Thompson's paper contains a stack-based compiler written in Algol 60 that generates machine code for the IBM 7094, one of the first transistorised computers, with bizarre features such as index registers that are subtracted from the address rather than added. It's worth deciphering to appreciate the wicked cleverness of Thompson's program, which although it does not mention nondeterministic finite automata explicitly, was nevertheless the source of the construction that turns regular expressions into NFAs. Russ Cox has written a cheat sheet that contains just enough detail about the 7094 to read Thompson's paper, and I have some notes of my own that transliterate the machine code into a more modern style. Thompson's compiler uses a fiendish stack-based algorithm that exploits quirks of the way subroutines work on the 7094, but a simpler compiler can work from an AST and use Thunder's system of code labels to avoid explicit patching of branch destinations.
To learn to use Thunder, it's best to begin with the program fact.c that is included with the source of the Oxford Oberon Compiler, and contains both iterative and recursive implementations of the factorial function written as Thunder code. There is a tutorial that explains how it works.

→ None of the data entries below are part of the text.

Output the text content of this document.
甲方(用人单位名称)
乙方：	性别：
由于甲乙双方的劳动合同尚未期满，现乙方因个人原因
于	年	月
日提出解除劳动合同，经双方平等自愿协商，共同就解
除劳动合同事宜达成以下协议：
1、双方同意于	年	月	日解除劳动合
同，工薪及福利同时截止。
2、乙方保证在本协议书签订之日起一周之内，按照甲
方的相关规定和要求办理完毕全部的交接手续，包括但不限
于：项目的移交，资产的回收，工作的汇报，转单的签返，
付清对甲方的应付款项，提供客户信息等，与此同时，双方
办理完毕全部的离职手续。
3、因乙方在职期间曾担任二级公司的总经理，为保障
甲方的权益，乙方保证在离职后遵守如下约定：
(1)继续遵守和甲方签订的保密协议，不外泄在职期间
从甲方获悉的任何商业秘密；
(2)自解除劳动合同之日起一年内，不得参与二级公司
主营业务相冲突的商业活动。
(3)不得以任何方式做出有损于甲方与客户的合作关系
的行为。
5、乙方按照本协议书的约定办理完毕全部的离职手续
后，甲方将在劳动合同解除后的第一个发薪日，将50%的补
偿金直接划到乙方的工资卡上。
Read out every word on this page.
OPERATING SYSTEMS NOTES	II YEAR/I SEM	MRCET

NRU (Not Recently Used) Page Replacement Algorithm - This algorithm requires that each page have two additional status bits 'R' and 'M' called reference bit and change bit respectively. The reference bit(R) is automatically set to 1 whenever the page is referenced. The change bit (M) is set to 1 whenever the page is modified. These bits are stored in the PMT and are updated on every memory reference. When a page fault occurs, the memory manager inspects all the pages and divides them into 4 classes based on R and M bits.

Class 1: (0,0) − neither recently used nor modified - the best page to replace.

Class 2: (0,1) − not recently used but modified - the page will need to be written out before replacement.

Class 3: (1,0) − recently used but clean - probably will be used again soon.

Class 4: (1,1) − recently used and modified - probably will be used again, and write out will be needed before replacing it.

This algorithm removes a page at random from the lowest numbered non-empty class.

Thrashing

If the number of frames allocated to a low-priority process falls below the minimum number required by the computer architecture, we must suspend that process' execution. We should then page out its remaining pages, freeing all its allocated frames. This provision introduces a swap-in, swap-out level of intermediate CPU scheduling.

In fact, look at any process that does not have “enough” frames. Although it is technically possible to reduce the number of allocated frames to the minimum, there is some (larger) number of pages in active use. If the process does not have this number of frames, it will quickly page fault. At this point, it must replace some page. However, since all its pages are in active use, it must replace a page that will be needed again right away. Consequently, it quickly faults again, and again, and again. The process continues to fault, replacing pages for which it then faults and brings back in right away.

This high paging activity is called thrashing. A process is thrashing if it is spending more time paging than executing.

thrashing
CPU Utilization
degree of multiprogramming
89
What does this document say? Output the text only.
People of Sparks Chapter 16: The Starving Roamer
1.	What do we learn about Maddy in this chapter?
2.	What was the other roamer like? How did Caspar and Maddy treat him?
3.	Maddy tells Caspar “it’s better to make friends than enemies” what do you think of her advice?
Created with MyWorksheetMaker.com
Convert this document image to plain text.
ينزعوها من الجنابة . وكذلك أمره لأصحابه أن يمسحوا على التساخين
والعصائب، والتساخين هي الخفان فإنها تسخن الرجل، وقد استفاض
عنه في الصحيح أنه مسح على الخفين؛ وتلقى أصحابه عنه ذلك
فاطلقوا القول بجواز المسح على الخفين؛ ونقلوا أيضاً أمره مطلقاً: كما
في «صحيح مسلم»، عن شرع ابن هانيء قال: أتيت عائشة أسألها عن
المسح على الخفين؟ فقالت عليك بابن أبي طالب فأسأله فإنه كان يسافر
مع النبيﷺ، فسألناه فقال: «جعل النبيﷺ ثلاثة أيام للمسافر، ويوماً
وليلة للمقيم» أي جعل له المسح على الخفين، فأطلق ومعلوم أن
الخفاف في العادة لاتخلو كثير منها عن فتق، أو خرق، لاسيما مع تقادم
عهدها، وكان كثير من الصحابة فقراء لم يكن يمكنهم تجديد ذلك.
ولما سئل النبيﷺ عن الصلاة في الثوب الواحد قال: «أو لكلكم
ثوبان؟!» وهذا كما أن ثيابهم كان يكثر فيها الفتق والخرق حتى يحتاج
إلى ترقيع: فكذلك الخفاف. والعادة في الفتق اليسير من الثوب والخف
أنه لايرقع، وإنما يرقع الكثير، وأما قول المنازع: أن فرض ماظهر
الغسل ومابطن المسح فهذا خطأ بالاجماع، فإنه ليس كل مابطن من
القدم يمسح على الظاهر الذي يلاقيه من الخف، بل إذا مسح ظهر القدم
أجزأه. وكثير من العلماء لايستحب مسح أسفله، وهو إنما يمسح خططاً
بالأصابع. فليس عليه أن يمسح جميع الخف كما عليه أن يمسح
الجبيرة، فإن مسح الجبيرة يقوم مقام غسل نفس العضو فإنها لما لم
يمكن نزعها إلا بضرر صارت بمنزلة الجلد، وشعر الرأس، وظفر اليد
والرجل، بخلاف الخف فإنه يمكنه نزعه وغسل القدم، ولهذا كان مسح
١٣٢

For the project, it would be possible to prototype a regular expression compiler with OCaml using Lex and Yacc, and generate the object code in the form of C source like the
fact.c program. A smoother implementation would be written entirely in C, parsing regexps by recursive descent to build an AST, then using a recursive function written in C to translate to Thunder code. Thomson's algorithm cannot handle certain regular expressions like
(a*)* without going into an infinite loop, but it is always possible to simplify these expressions (in this case to
a*) to avoid the problem. This can be done during parsing or as a separate pass between parsing and code generation.
(Reduced Instruction Set Computer). A style of computer design where there are multiple, identical registers, arithmetic instructions that operate between registers, and separate load and store instructions with a limited set of addressing modes.